Atônito, o homem se levantou e apertou o relógio na mão esquerda. Então soltou. E correu.

De mãos vazias, pingando o cansaço de sua pequena maratona e o esforço de arrancar sua venda e remover o seu funil, ele abriu a porta do pequeno apartamento e entrou. Caiu de joelhos. Sua mulher e filhos, surpresos, caíram a seus pés e ele os ajudou a remover as vendas, os funis, e da esposa também as correntes. Eles, então, choraram, e o homem pediu perdão. Estavam felizes, mais do que nunca, pois sabiam que estava acabado.

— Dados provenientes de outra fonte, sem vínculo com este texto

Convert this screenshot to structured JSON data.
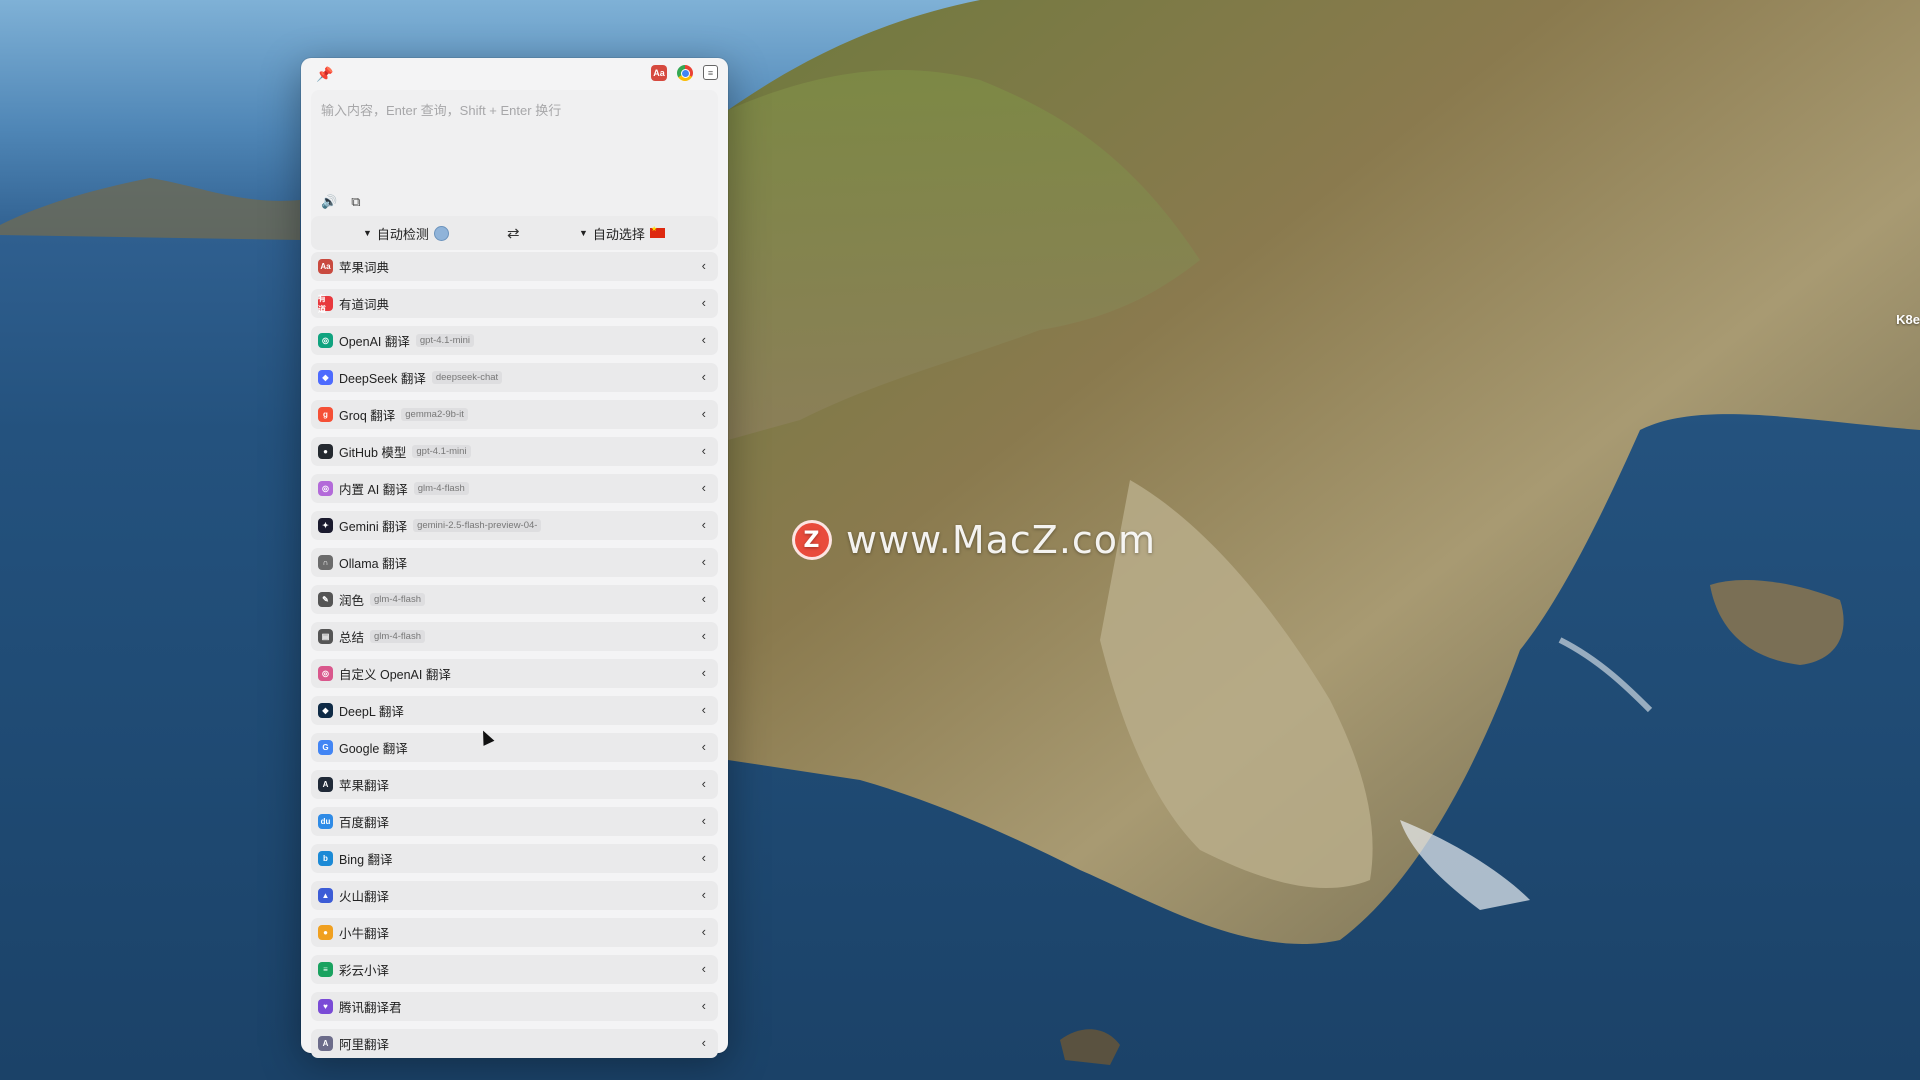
{
  "watermark": {
    "logo_letter": "Z",
    "text": "www.MacZ.com"
  },
  "edge_text": "K8e",
  "window": {
    "top_icons": {
      "dict_icon": "dictionary-icon",
      "chrome_icon": "chrome-icon",
      "settings_icon": "settings-toggle-icon",
      "dict_label": "Aa"
    },
    "input": {
      "placeholder": "输入内容，Enter 查询，Shift + Enter 换行",
      "value": ""
    },
    "language_bar": {
      "source": "自动检测",
      "target": "自动选择",
      "swap_symbol": "⇄"
    },
    "services": [
      {
        "name": "苹果词典",
        "model": "",
        "color": "#c94a3f",
        "glyph": "Aa"
      },
      {
        "name": "有道词典",
        "model": "",
        "color": "#e8383d",
        "glyph": "有道"
      },
      {
        "name": "OpenAI 翻译",
        "model": "gpt-4.1-mini",
        "color": "#10a37f",
        "glyph": "◎"
      },
      {
        "name": "DeepSeek 翻译",
        "model": "deepseek-chat",
        "color": "#4d6bfe",
        "glyph": "◆"
      },
      {
        "name": "Groq 翻译",
        "model": "gemma2-9b-it",
        "color": "#f55036",
        "glyph": "g"
      },
      {
        "name": "GitHub 模型",
        "model": "gpt-4.1-mini",
        "color": "#24292f",
        "glyph": "●"
      },
      {
        "name": "内置 AI 翻译",
        "model": "glm-4-flash",
        "color": "#b36ad9",
        "glyph": "◎"
      },
      {
        "name": "Gemini 翻译",
        "model": "gemini-2.5-flash-preview-04-",
        "color": "#1a1a2e",
        "glyph": "✦"
      },
      {
        "name": "Ollama 翻译",
        "model": "",
        "color": "#6b6b6b",
        "glyph": "∩"
      },
      {
        "name": "润色",
        "model": "glm-4-flash",
        "color": "#555555",
        "glyph": "✎"
      },
      {
        "name": "总结",
        "model": "glm-4-flash",
        "color": "#555555",
        "glyph": "▤"
      },
      {
        "name": "自定义 OpenAI 翻译",
        "model": "",
        "color": "#d9578c",
        "glyph": "◎"
      },
      {
        "name": "DeepL 翻译",
        "model": "",
        "color": "#0f2b46",
        "glyph": "◆"
      },
      {
        "name": "Google 翻译",
        "model": "",
        "color": "#4285f4",
        "glyph": "G"
      },
      {
        "name": "苹果翻译",
        "model": "",
        "color": "#1f2937",
        "glyph": "A"
      },
      {
        "name": "百度翻译",
        "model": "",
        "color": "#2f8be6",
        "glyph": "du"
      },
      {
        "name": "Bing 翻译",
        "model": "",
        "color": "#1b8ad6",
        "glyph": "b"
      },
      {
        "name": "火山翻译",
        "model": "",
        "color": "#3c5cd6",
        "glyph": "▲"
      },
      {
        "name": "小牛翻译",
        "model": "",
        "color": "#f0a020",
        "glyph": "●"
      },
      {
        "name": "彩云小译",
        "model": "",
        "color": "#1aa260",
        "glyph": "≡"
      },
      {
        "name": "腾讯翻译君",
        "model": "",
        "color": "#7a4bd6",
        "glyph": "♥"
      },
      {
        "name": "阿里翻译",
        "model": "",
        "color": "#6c6c8a",
        "glyph": "A"
      }
    ]
  }
}
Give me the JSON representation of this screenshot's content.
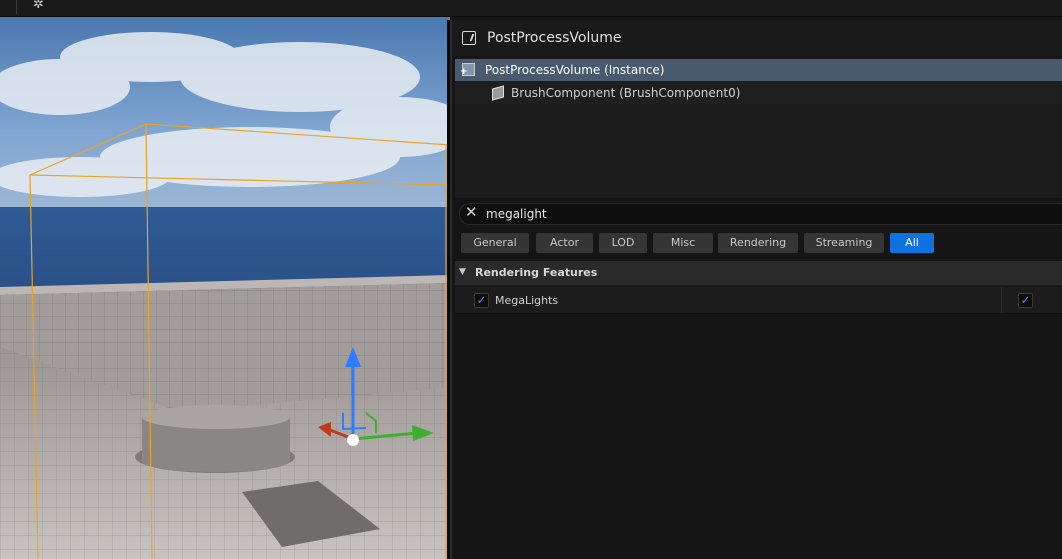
{
  "topbar": {
    "icon": "settings-star-icon"
  },
  "details": {
    "title": "PostProcessVolume",
    "tree": [
      {
        "label": "PostProcessVolume (Instance)",
        "icon": "actor-instance-icon",
        "selected": true
      },
      {
        "label": "BrushComponent (BrushComponent0)",
        "icon": "brush-component-icon",
        "selected": false
      }
    ],
    "search": {
      "value": "megalight",
      "clear_icon": "close-icon"
    },
    "filters": [
      "General",
      "Actor",
      "LOD",
      "Misc",
      "Rendering",
      "Streaming",
      "All"
    ],
    "active_filter": "All",
    "category": {
      "label": "Rendering Features",
      "expanded": true
    },
    "property": {
      "label": "MegaLights",
      "checked": true,
      "value_checked": true
    }
  },
  "colors": {
    "accent": "#0e72e0",
    "selection": "#4a5a6e",
    "check": "#3d8fff"
  }
}
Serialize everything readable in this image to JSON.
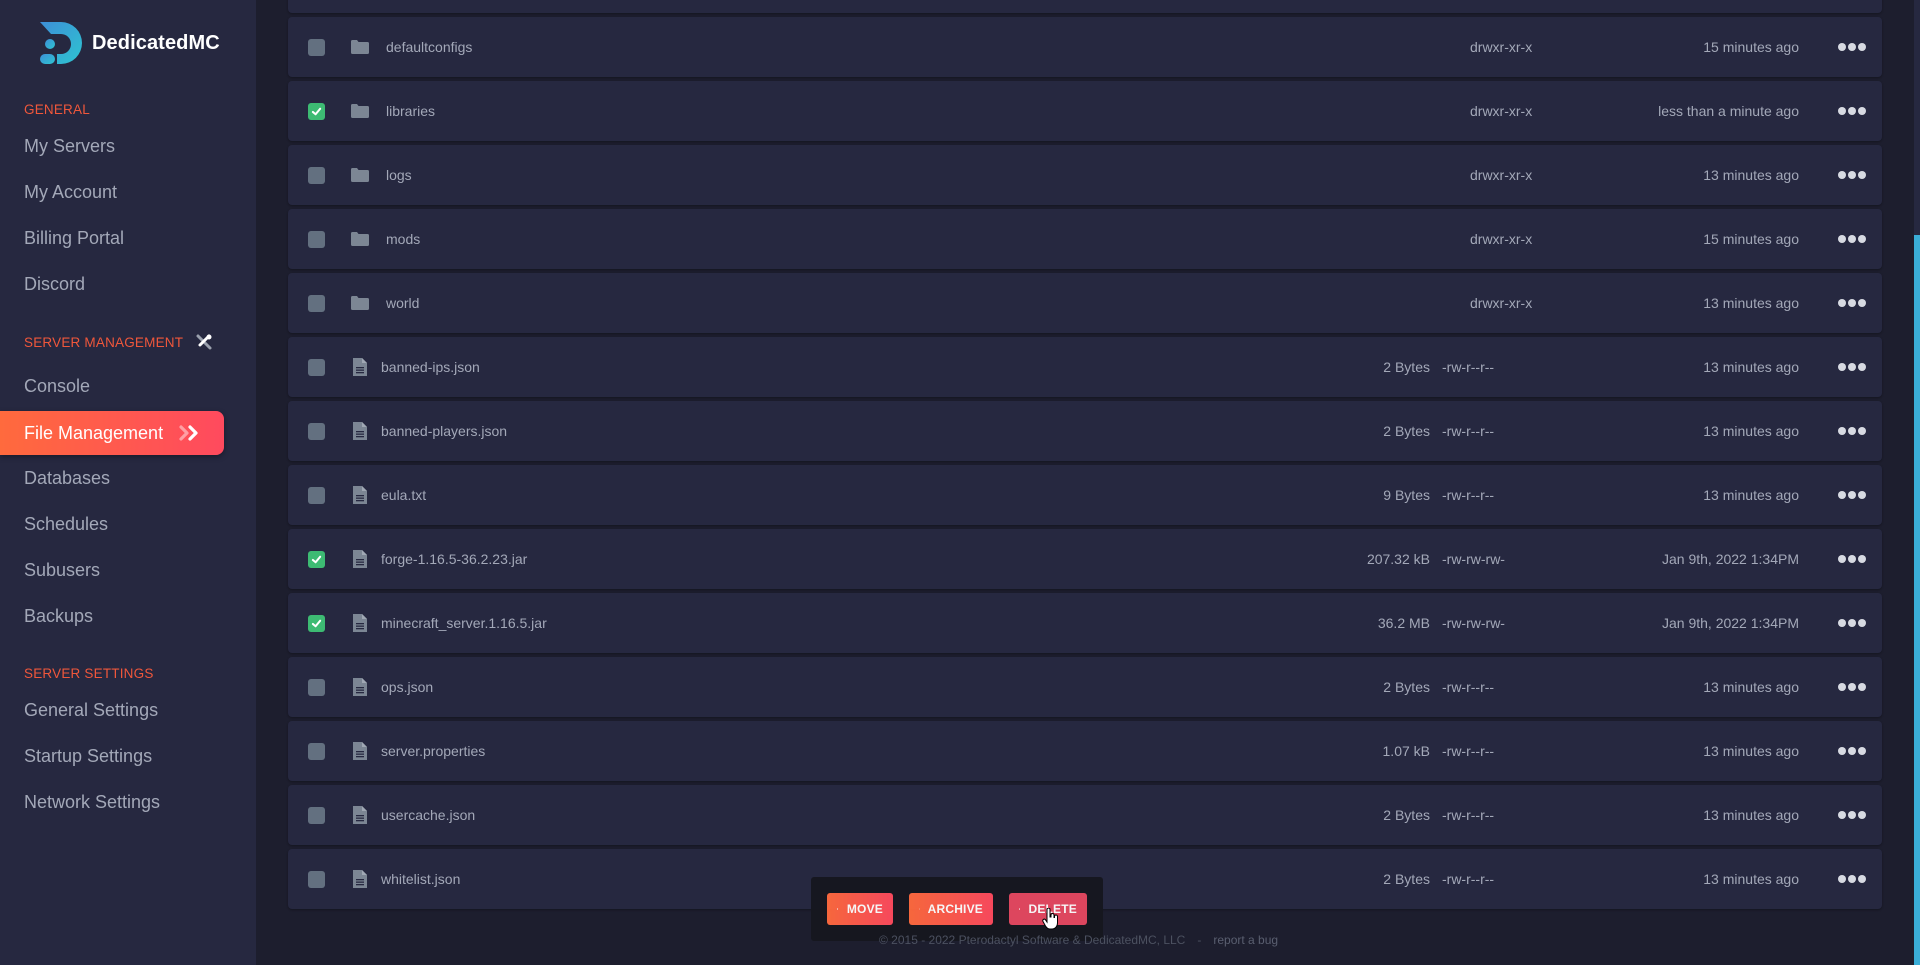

O homem respirou fundo, sacou um revólver do bolso, fixou o cano em sua têmpora direita e puxou o gatilho.


*

Em um local próximo, duas meninas passeavam de mãos dadas, conversavam sobre tudo, contavam todos os seus causos, conheciam-se.  Uma poderia ser feita da mais pura neve, enquanto a outra parecia ter caído do mais tranquilo céu durante uma noite estrelada. A combinação mais bonita, mais contrastante, mais real. Então ouviram um tiro. Entreolharam-se.

“Parece que outras pessoas também arrancaram seus funis”.

“E puxaram suas vendas”.

“Será que agora vai ser diferente? Vamos encontrar outros?.

“Não seja inocente, enquanto houver túneis no mundo, haverá gente para fabricar funis e mais gente ainda para colocar vendas sobre os olhos do próximo”.

“Mas eu consegui sair, você também. Como?”.

“Nossos olhos ainda são verdes. O resto do mundo, a maioria, já amadureceu”.

“Há outros olhos verdes por aí!”.

“Quem sabe, não é? Só podemos torcer para que não sejam vendados cedo demais...”.